Não fui criada numa família machista, diante da nossa realidade cultural, acho que posso falar até em feminismo. Minha avó materna foi criada em colégio interno,destes bem tradicionais, lá em Itú. De lá guardou alguns dos muitos pontos de bordado que aprendeu, rancor profundo da mãe que deixou de buscar as irmãs e ela numas férias e pavor da Igreja Católica. Foi fazer faculdade de educação física na USP. Conheceu meu avô, filho único de uma portuguesa possessiva, resolveram a questão viajando e aparecendo casados. Em Votuporanga não tinha quem não a conhecesse, não só por ser bonita, uma Patrícia Pillar em novela de época, mas por levar handball à cidade. Já que não havia televisão, assistir aos torneios era um grande evento. Ela viveu muito bem com o marido, mas por pouco tempo, ele ficou doente muito cedo, conto em outra hora, fato é que minha avó possuía um padrão atípico para a época, estudando, prestando concursos, trabalhando, cuidando do marido e da casa. Ela era cheia de atitude. E tinha preferência pelas meninas, não dava a menor bola para os netos, só para as netas. Isso trouxe conseqüência direta para mim, não por ser tratada com carinho, mas porque minha mãe guarda um certo desprezo pela figura masculina, os considera carente demais, espertos de menos, facilmente manipulados, sem equilíbrio entre o grudento e desgarrado e tive que me esforçar para não achar os homens desinteressantes, pois sob suas observações ela quase sempre tem razão. As mulheres melhoraram com o tempo, podem não ter o charme do grisalho, mas ficam vistosas, falam o que pensam, tem energia. O homem desde que deixa de ser menino tem uma má vontade e vocação para listar empecilhos que é de dar preguiça. Aquele papo de depilação X barba, ginecologista X próstata, menstruar X ser mãe, acho tudo bobagem, dos homens eu invejo mesmo é o futebol. Acho genial a combinação de esporte com cerveja.

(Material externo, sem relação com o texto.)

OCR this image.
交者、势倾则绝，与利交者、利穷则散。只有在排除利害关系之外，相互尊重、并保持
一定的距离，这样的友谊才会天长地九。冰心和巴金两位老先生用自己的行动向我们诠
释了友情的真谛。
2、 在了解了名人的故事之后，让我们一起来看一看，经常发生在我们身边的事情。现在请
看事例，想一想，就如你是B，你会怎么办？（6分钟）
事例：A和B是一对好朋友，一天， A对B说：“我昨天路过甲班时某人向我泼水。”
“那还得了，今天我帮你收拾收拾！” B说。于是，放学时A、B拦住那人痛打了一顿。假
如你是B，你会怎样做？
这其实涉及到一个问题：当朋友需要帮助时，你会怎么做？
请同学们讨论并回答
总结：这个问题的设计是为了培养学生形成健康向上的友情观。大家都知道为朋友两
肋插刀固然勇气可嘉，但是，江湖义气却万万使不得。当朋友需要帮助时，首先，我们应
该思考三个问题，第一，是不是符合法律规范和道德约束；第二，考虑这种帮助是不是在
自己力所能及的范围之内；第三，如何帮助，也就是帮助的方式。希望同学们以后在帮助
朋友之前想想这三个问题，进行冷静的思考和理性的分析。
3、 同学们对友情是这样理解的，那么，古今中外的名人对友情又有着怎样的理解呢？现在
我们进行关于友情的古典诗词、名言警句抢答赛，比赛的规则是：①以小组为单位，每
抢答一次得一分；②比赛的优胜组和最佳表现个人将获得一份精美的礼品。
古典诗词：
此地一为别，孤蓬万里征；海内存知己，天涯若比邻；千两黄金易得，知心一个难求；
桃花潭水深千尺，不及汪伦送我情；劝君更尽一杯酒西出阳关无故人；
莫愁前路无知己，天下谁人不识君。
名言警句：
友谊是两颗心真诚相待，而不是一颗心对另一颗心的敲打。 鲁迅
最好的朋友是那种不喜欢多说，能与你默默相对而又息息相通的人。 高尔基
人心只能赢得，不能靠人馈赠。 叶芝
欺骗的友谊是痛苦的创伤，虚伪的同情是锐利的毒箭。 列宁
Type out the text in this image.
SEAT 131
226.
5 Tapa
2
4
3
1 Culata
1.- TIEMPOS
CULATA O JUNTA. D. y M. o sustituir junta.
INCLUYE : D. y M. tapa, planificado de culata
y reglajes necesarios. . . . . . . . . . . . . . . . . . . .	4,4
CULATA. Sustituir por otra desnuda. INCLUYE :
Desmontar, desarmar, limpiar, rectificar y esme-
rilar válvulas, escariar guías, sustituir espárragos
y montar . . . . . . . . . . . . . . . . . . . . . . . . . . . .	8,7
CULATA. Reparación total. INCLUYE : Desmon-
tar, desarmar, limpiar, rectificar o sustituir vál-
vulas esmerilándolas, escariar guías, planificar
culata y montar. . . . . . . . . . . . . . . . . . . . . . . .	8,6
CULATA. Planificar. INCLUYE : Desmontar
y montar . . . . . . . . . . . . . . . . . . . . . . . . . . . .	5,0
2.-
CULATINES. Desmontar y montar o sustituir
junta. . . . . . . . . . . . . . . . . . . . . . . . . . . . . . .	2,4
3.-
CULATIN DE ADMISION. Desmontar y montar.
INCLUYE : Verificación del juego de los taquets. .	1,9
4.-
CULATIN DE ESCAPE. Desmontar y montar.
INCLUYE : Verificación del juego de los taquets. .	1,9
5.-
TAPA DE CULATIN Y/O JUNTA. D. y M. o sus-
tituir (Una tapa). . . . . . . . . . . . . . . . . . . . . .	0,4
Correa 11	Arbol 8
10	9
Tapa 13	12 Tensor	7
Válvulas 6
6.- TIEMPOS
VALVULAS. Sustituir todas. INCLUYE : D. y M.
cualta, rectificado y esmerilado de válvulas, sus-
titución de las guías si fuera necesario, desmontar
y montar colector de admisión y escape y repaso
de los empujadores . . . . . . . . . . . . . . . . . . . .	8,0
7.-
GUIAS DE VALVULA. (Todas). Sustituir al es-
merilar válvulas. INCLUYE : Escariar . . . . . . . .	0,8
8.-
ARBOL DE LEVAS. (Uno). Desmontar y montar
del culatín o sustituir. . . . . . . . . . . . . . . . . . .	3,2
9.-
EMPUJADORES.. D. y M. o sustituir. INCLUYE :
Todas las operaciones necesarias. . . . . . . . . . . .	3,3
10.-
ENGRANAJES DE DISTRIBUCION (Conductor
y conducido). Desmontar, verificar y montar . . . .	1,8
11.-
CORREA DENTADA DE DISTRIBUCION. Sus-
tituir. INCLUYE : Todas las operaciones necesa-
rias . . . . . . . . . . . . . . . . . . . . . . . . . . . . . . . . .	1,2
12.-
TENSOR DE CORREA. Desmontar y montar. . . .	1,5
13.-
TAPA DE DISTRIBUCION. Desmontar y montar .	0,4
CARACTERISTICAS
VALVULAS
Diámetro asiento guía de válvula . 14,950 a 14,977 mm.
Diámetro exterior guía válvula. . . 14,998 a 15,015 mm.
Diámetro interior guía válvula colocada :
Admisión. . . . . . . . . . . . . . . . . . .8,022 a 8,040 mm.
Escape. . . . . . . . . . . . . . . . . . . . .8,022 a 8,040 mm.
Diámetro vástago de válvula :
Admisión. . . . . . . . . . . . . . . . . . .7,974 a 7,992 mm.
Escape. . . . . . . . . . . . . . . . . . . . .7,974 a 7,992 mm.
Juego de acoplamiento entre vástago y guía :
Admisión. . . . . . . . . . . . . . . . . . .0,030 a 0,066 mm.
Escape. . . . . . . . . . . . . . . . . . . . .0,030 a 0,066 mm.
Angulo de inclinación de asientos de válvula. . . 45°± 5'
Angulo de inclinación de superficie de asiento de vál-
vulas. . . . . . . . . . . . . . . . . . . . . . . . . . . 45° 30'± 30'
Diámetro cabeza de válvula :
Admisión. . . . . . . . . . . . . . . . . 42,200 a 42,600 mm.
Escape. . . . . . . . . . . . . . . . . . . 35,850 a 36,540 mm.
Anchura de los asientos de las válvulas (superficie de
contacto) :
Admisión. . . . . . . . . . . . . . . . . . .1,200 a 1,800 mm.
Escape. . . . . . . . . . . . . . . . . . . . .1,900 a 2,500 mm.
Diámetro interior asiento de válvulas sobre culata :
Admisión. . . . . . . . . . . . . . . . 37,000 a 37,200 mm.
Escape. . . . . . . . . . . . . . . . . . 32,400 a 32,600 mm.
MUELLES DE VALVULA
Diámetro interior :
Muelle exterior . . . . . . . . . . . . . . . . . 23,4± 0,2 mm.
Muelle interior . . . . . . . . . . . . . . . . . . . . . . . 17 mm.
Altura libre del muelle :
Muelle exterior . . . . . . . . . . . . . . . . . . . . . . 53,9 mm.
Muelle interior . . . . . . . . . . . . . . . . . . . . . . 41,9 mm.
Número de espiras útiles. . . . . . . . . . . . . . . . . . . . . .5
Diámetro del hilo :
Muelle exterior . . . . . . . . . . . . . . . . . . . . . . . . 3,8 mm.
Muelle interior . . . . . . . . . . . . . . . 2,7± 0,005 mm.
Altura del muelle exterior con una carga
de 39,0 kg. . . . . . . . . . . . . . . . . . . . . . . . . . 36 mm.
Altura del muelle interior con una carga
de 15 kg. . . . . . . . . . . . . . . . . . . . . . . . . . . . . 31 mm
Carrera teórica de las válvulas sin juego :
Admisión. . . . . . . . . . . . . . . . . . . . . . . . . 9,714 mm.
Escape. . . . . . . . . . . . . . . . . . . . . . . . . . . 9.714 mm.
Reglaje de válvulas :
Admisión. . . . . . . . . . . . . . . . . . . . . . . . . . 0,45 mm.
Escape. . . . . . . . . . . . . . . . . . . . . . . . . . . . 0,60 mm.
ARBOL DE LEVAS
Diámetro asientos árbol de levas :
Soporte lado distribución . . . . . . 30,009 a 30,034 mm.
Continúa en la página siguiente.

Não há similar para as mulheres. Tem até futebol para as mulheres, mas não é a mesma coisa, não mesmo. Mulher não pode xingar, avacalhar, chutar o calo, porque daí magoa... e nem beber muita cerveja, porque dá barriga, celulite e aí já viu, não vão querer ganhar imediatamente todas as calorias perdidas e o papo da roda vai ser sobre cremes e tratamentos, não dá. Já que é assim é melhor ir direto pro bar e falar baixaria. Desencana do futebol feminino.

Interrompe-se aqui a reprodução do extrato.